Modeling the One-to-Many Property in Open-Domain Dialogue with LLMs
Jing Yang Lee, Kong-Aik Lee, Woon-Seng Gan
TL;DR
This work tackles the one-to-many property of open-domain dialogue by proposing a two-stage framework: Multi-Response Generation (MRG) to produce a diverse set of coherent responses, followed by Preference-based Selection (PS) to pick the best option via a learned preference model (ODRP). It introduces o2mDial, a dataset explicitly capturing multiple plausible responses per context, and develops new evaluation metrics for diversity and coherence. The approach, tested on smaller LLMs with in-context learning and instruction tuning, yields significant improvements in response diversity while preserving quality, approaching the performance of larger models and highlighting the practical feasibility of resource-efficient open-domain dialogue systems. The combination of o2mDial, MRG methods, and PS demonstrates a scalable path to richer, more engaging conversations in settings with limited computational resources.
Abstract
Open-domain Dialogue (OD) exhibits a one-to-many (o2m) property, whereby multiple appropriate responses exist for a single dialogue context. Despite prior research showing that modeling this property boosts response diversity, most modern LLM-based dialogue agents do not explicitly do so.

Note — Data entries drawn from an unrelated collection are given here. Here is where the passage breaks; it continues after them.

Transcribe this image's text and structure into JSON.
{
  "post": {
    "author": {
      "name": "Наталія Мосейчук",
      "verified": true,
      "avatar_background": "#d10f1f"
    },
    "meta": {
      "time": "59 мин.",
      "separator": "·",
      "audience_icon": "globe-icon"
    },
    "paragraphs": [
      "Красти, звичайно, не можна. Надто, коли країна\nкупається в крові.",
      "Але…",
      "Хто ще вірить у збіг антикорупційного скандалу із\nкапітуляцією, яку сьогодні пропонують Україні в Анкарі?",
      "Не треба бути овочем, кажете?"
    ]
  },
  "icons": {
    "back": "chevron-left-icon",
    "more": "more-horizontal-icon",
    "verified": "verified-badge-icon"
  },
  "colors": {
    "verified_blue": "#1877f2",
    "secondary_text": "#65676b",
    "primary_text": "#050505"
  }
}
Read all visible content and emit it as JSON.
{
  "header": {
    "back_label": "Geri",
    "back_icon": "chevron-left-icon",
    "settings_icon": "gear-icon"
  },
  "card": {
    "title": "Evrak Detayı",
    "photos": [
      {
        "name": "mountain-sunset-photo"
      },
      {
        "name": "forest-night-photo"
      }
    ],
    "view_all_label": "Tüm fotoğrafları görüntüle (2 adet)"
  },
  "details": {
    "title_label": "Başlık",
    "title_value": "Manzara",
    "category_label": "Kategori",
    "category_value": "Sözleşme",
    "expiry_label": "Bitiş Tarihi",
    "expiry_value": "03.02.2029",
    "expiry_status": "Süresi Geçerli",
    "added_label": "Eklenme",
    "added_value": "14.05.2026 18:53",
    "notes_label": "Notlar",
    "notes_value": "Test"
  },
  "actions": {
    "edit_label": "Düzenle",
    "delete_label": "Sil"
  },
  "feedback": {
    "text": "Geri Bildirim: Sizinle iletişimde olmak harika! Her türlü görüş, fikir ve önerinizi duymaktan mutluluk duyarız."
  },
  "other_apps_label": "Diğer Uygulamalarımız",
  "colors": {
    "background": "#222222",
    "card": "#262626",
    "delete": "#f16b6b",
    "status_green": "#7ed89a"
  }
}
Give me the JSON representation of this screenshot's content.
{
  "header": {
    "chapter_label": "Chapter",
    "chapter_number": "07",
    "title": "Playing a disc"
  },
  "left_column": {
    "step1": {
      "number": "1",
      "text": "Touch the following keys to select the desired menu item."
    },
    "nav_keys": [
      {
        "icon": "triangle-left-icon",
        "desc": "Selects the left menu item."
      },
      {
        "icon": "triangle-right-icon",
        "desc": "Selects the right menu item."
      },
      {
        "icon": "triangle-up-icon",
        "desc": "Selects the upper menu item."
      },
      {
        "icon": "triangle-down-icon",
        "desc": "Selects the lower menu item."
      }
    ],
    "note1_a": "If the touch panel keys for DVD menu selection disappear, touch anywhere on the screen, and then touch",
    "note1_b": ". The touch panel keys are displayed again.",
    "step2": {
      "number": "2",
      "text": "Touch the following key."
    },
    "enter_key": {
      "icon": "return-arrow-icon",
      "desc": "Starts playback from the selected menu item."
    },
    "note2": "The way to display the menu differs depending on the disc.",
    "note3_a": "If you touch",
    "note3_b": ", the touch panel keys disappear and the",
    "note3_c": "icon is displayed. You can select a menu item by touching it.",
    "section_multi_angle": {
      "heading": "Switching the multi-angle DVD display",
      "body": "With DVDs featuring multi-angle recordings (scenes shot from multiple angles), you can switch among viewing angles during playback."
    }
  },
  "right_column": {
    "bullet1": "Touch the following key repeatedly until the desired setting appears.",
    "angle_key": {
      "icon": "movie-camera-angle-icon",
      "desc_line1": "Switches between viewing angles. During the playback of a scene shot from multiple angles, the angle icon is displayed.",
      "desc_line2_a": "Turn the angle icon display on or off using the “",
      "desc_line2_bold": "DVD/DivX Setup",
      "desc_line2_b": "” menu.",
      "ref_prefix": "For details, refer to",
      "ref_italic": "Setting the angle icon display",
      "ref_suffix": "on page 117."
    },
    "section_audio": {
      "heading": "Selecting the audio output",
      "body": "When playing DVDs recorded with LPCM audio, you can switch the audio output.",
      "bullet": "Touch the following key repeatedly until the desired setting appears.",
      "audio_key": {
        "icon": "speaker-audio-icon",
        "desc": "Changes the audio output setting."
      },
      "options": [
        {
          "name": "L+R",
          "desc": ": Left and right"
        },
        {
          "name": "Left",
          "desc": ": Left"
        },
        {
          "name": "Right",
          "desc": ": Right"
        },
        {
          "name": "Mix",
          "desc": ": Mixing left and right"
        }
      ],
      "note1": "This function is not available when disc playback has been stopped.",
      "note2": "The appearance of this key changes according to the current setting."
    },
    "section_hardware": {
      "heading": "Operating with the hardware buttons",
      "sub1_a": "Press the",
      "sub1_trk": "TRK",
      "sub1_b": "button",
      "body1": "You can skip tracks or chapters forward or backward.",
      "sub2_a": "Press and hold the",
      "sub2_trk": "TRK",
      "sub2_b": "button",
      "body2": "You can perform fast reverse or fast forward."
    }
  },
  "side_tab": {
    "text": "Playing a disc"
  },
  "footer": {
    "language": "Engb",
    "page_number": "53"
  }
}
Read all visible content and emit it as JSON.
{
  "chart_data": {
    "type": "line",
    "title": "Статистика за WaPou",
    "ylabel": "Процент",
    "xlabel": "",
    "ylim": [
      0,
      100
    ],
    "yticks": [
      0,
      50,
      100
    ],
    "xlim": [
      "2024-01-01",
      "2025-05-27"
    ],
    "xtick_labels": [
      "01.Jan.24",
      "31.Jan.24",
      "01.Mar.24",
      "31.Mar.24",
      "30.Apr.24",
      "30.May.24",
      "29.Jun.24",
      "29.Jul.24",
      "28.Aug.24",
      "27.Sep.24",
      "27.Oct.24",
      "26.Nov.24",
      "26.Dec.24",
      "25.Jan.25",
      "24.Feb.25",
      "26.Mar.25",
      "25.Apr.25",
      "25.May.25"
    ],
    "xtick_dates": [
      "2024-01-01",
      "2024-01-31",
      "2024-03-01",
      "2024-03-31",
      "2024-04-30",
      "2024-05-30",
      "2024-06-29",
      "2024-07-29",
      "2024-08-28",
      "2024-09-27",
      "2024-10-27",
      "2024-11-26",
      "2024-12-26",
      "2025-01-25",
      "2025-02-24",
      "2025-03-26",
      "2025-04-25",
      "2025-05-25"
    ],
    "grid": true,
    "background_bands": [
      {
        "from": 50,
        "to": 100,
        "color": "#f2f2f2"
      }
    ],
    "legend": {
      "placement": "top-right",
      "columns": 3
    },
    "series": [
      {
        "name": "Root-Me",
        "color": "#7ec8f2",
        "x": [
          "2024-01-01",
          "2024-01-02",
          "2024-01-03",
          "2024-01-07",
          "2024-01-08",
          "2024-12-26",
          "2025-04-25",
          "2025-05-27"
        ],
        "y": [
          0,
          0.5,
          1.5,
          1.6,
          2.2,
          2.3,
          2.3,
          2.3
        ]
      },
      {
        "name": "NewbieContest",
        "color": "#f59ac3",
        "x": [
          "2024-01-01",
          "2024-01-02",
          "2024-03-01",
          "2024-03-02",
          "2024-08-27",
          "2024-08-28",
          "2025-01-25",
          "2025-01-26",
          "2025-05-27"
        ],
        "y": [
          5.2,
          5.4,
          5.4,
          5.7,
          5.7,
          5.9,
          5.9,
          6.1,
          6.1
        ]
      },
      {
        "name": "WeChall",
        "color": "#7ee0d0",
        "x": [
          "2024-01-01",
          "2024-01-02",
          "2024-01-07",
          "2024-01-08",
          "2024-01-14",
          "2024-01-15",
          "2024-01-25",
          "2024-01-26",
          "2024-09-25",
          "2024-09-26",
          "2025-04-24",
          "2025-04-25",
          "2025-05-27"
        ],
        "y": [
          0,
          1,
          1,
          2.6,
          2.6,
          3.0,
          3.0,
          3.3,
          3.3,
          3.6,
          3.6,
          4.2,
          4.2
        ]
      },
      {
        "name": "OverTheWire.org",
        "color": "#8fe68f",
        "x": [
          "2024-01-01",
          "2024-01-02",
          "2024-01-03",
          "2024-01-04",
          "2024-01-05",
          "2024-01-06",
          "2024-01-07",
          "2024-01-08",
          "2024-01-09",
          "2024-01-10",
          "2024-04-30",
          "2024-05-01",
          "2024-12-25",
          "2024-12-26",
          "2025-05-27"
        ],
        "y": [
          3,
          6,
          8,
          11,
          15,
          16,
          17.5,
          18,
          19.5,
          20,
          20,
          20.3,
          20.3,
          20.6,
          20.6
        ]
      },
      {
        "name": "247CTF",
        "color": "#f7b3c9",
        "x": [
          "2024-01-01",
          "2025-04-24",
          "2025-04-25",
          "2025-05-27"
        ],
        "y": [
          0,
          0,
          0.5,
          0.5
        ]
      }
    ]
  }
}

In this work, we model the o2m property of OD in LLMs by decomposing OD generation into two key tasks: Multi-Response Generation (MRG) and Preference-based Selection (PS), which entail generating a set of n semantically and lexically diverse high-quality responses for a given dialogue context, followed by selecting a single response based on human preference, respectively. To facilitate MRG and PS, we introduce o2mDial, a dialogue corpus explicitly designed to capture the o2m property by featuring multiple plausible responses for each context. Leveraging o2mDial, we propose new in-context learning and instruction-tuning strategies, as well as novel evaluation metrics for MRG, alongside a model-based approach for PS. Empirical results demonstrate that applying the proposed two-stage framework to smaller LLMs for OD generation enhances overall response diversity while maintaining contextual coherence, improving response quality by up to 90%, bringing them closer to the performance of larger models.